Let \(\displaystyle \frac x{b+c-a} = \frac y{c+a-b} = \frac z{a+b-c} = \lambda.\) First show that $x+y+z = \lambda(a+b+c).$ Then see if you can find an expression for $ax$ in terms of $x,y,z$ and $\lambda$. Do the same for $by$ and $cx$. Then you will be able to see if $x(by+cz-ax)$ is the same as $y(cz+ax-by)$ and $z(ax+by-cz)$.jewel said:if
x/(b+c-a)=y/(c+a-b)=z/(a+b-c)
prove that..
x(by+cz-ax)=y(cz+ax-by)=z(ax+by-cz)
thanks for advice... i will try that way and seeOpalg said:Let \(\displaystyle \frac x{b+c-a} = \frac y{c+a-b} = \frac z{a+b-c} = \lambda.\) First show that $x+y+z = \lambda(a+b+c).$ Then see if you can find an expression for $ax$ in terms of $x,y,z$ and $\lambda$. Do the same for $by$ and $cx$. Then you will be able to see if $x(by+cz-ax)$ is the same as $y(cz+ax-by)$ and $z(ax+by-cz)$.
jewel said:thanks for advice... i will try that way and see
There are probably several ways to attack this problem. The method I used was to start with \(\displaystyle \frac x{b+c-a} = \frac y{c+a-b} = \frac z{a+b-c} = \lambda.\) Then $$x = \lambda(b+c-a),$$ $$y = \lambda(c+a-b),$$ $$z = \lambda(a+b-c).$$ Add those equations to get $x+y+z = \lambda(a+b+c)$. Now subtract the first of those three displayed equations, giving $y+z = 2\lambda a$. Next, multiply that by $x$: $$xy+xz = 2\lambda ax.$$ In a similar way, $$yx + yz = 2\lambda by,$$ $$zx+zy = 2\lambda cz.$$ At this stage, take a look at what you are trying to prove, and see if you can get there.Let \(\displaystyle \frac x{b+c-a} = \frac y{c+a-b} = \frac z{a+b-c} = \lambda.\) First show that $x+y+z = \lambda(a+b+c).$ Then see if you can find an expression for $ax$ in terms of $x,y,z$ and $\lambda$. Do the same for $by$ and $cx$. Then you will be able to see if $x(by+cz-ax)$ is the same as $y(cz+ax-by)$ and $z(ax+by-cz)$.
thanks a lot ... i got it ...:)Opalg said:There are probably several ways to attack this problem. The method I used was to start with \(\displaystyle \frac x{b+c-a} = \frac y{c+a-b} = \frac z{a+b-c} = \lambda.\) Then $$x = \lambda(b+c-a),$$ $$y = \lambda(c+a-b),$$ $$z = \lambda(a+b-c).$$ Add those equations to get $x+y+z = \lambda(a+b+c)$. Now subtract the first of those three displayed equations, giving $y+z = 2\lambda a$. Next, multiply that by $x$: $$xy+xz = 2\lambda ax.$$ In a similar way, $$yx + yz = 2\lambda by,$$ $$zx+zy = 2\lambda cz.$$ At this stage, take a look at what you are trying to prove, and see if you can get there.
jewel said:thanks a lot ... i got it ...:)
A ratio is a comparison between two quantities that have the same units. It is expressed in the form of a fraction, where the numerator represents the first quantity and the denominator represents the second quantity.

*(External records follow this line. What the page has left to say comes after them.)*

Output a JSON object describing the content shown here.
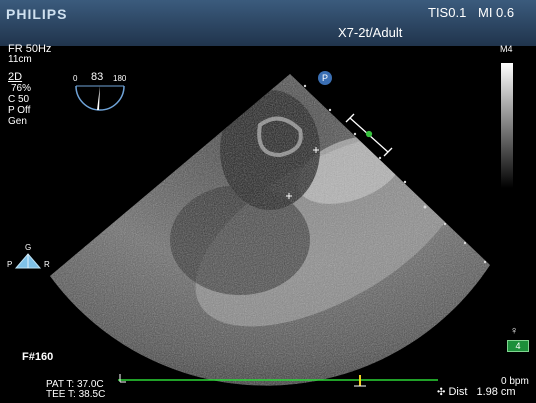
{
  "header": {
    "brand": "PHILIPS",
    "tis": "TIS0.1",
    "mi": "MI 0.6",
    "probe": "X7-2t/Adult"
  },
  "left_panel": {
    "frame_rate": "FR 50Hz",
    "depth": "11cm",
    "mode": "2D",
    "gain": "76%",
    "compression": "C 50",
    "power": "P Off",
    "preset": "Gen",
    "frame_number": "F#160"
  },
  "angle_indicator": {
    "min": "0",
    "value": "83",
    "max": "180"
  },
  "grayscale_label": "M4",
  "position_marker": "P",
  "orientation": {
    "top": "G",
    "left": "P",
    "right": "R"
  },
  "marker_badge": "4",
  "temperatures": {
    "patient": "PAT T: 37.0C",
    "tee": "TEE T: 38.5C"
  },
  "measurement": {
    "label": "Dist",
    "value": "1.98 cm"
  },
  "heart_rate": "0 bpm",
  "colors": {
    "header_top": "#3b5b7d",
    "header_bottom": "#20344c",
    "ecg_line": "#2bd636",
    "measure_marker": "#38c23e"
  },
  "icons": [
    "p-position-icon",
    "orientation-icon",
    "caliper-icon",
    "ecg-trace-icon"
  ]
}
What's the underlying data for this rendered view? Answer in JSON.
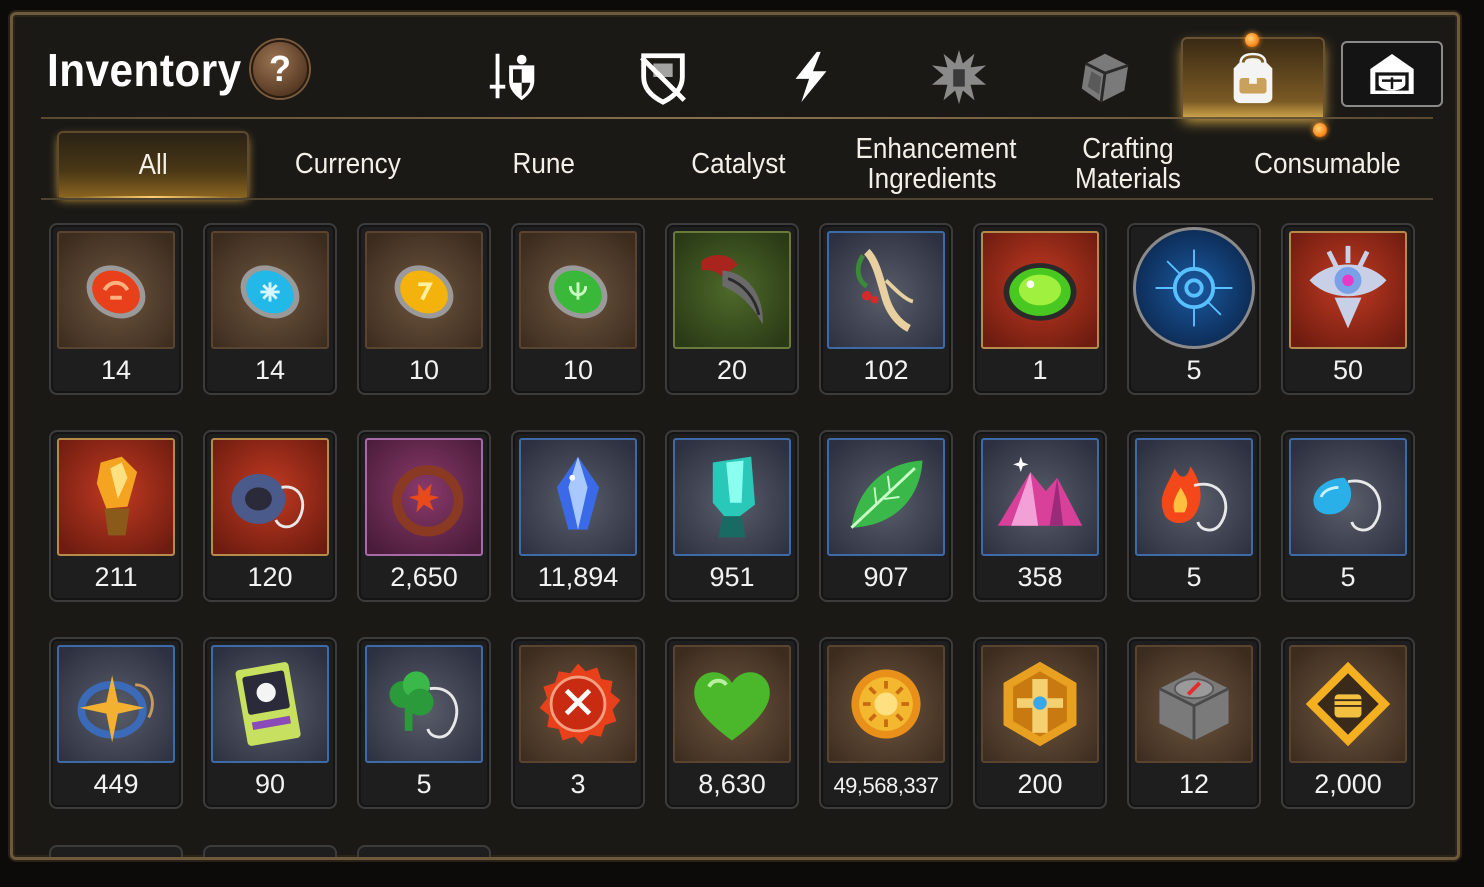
{
  "header": {
    "title": "Inventory",
    "help_icon": "?"
  },
  "top_icons": [
    {
      "icon": "sword-shield-icon"
    },
    {
      "icon": "crossed-shield-icon"
    },
    {
      "icon": "lightning-icon"
    },
    {
      "icon": "burst-emblem-icon"
    },
    {
      "icon": "cube-icon"
    },
    {
      "icon": "backpack-icon",
      "active": true
    },
    {
      "icon": "vault-icon"
    }
  ],
  "tabs": [
    "All",
    "Currency",
    "Rune",
    "Catalyst",
    "Enhancement Ingredients",
    "Crafting Materials",
    "Consumable"
  ],
  "active_tab": "All",
  "items": [
    {
      "icon": "red-rune-icon",
      "qty": "14"
    },
    {
      "icon": "blue-rune-icon",
      "qty": "14"
    },
    {
      "icon": "yellow-rune-icon",
      "qty": "10"
    },
    {
      "icon": "green-rune-icon",
      "qty": "10"
    },
    {
      "icon": "claw-icon",
      "qty": "20"
    },
    {
      "icon": "root-herb-icon",
      "qty": "102"
    },
    {
      "icon": "green-orb-icon",
      "qty": "1"
    },
    {
      "icon": "blue-seal-icon",
      "qty": "5"
    },
    {
      "icon": "eye-emblem-icon",
      "qty": "50"
    },
    {
      "icon": "gold-crystal-icon",
      "qty": "211"
    },
    {
      "icon": "ring-pendant-icon",
      "qty": "120"
    },
    {
      "icon": "flower-ring-icon",
      "qty": "2,650"
    },
    {
      "icon": "blue-gem-icon",
      "qty": "11,894"
    },
    {
      "icon": "teal-crystal-icon",
      "qty": "951"
    },
    {
      "icon": "leaf-icon",
      "qty": "907"
    },
    {
      "icon": "pink-mountain-icon",
      "qty": "358"
    },
    {
      "icon": "fire-pendant-icon",
      "qty": "5"
    },
    {
      "icon": "water-pendant-icon",
      "qty": "5"
    },
    {
      "icon": "star-pendant-icon",
      "qty": "449"
    },
    {
      "icon": "card-icon",
      "qty": "90"
    },
    {
      "icon": "tree-pendant-icon",
      "qty": "5"
    },
    {
      "icon": "red-badge-icon",
      "qty": "3"
    },
    {
      "icon": "heart-icon",
      "qty": "8,630"
    },
    {
      "icon": "gold-coin-icon",
      "qty": "49,568,337"
    },
    {
      "icon": "gold-hexagon-icon",
      "qty": "200"
    },
    {
      "icon": "compass-stone-icon",
      "qty": "12"
    },
    {
      "icon": "fist-emblem-icon",
      "qty": "2,000"
    }
  ]
}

To prove a ratio given an equation, you need to manipulate the equation algebraically until it is in the form of a ratio. This can be done by dividing both sides of the equation by a common factor or by multiplying both sides by the same number.
There are four types of ratios: part-to-part, part-to-whole, whole-to-part, and whole-to-whole. Part-to-part ratios compare different parts of a whole, while part-to-whole ratios compare a part to the whole. Whole-to-part ratios compare the whole to a part, and whole-to-whole ratios compare two different wholes.

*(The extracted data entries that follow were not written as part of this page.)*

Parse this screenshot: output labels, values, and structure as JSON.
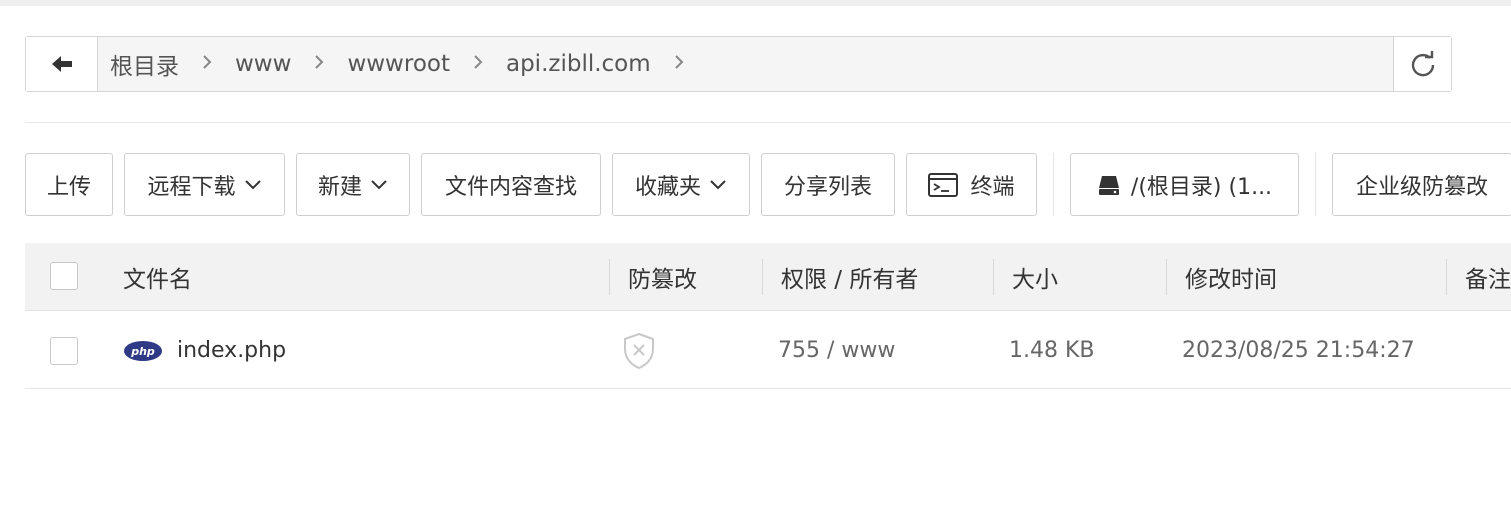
{
  "path": {
    "crumbs": [
      "根目录",
      "www",
      "wwwroot",
      "api.zibll.com"
    ]
  },
  "toolbar": {
    "upload": "上传",
    "remote_download": "远程下载",
    "new": "新建",
    "content_search": "文件内容查找",
    "favorites": "收藏夹",
    "share_list": "分享列表",
    "terminal": "终端",
    "disk": "/(根目录) (1...",
    "enterprise_tamper": "企业级防篡改"
  },
  "table": {
    "headers": {
      "filename": "文件名",
      "tamper": "防篡改",
      "perm_owner": "权限 / 所有者",
      "size": "大小",
      "modified": "修改时间",
      "note": "备注"
    },
    "rows": [
      {
        "icon": "php-icon",
        "icon_text": "php",
        "name": "index.php",
        "perm": "755 / www",
        "size": "1.48 KB",
        "modified": "2023/08/25 21:54:27"
      }
    ]
  },
  "colors": {
    "php_badge": "#2f3a86",
    "header_bg": "#f2f2f2",
    "border": "#d6d6d6"
  }
}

Yes, a ratio can be simplified by dividing both the numerator and denominator by their greatest common factor. This will result in an equivalent ratio that is easier to work with. However, it is important to note that ratios should only be simplified if necessary, as they may be needed in their original form for further calculations.

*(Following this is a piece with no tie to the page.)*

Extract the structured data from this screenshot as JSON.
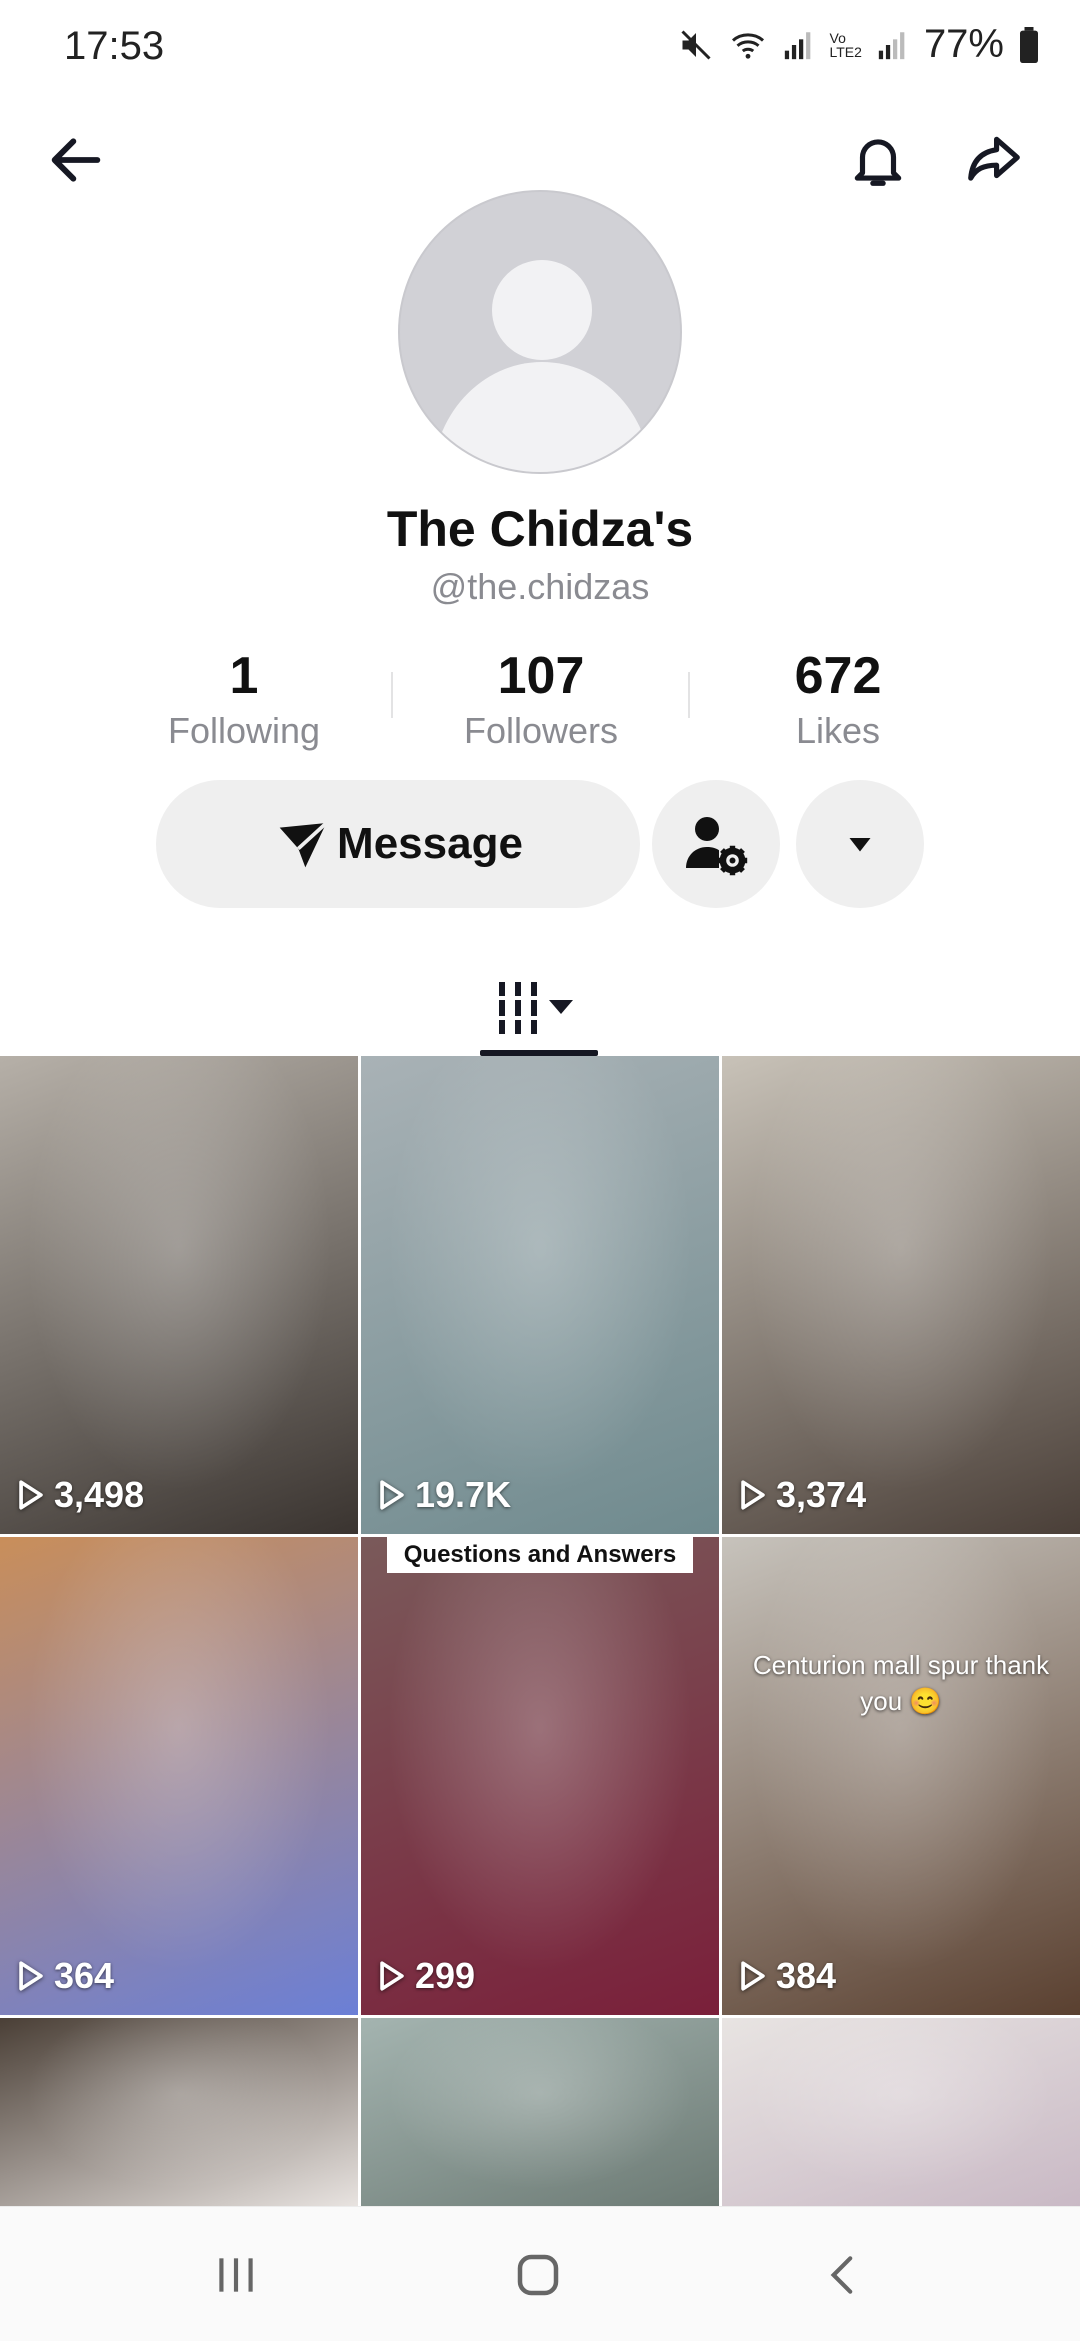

Ratios are used in many real-life situations, such as in cooking, financial planning, and sports. In cooking, ratios are used to determine the correct proportions of ingredients in a recipe. In financial planning, ratios are used to analyze the financial health of a company. In sports, ratios are used to compare statistics of players or teams.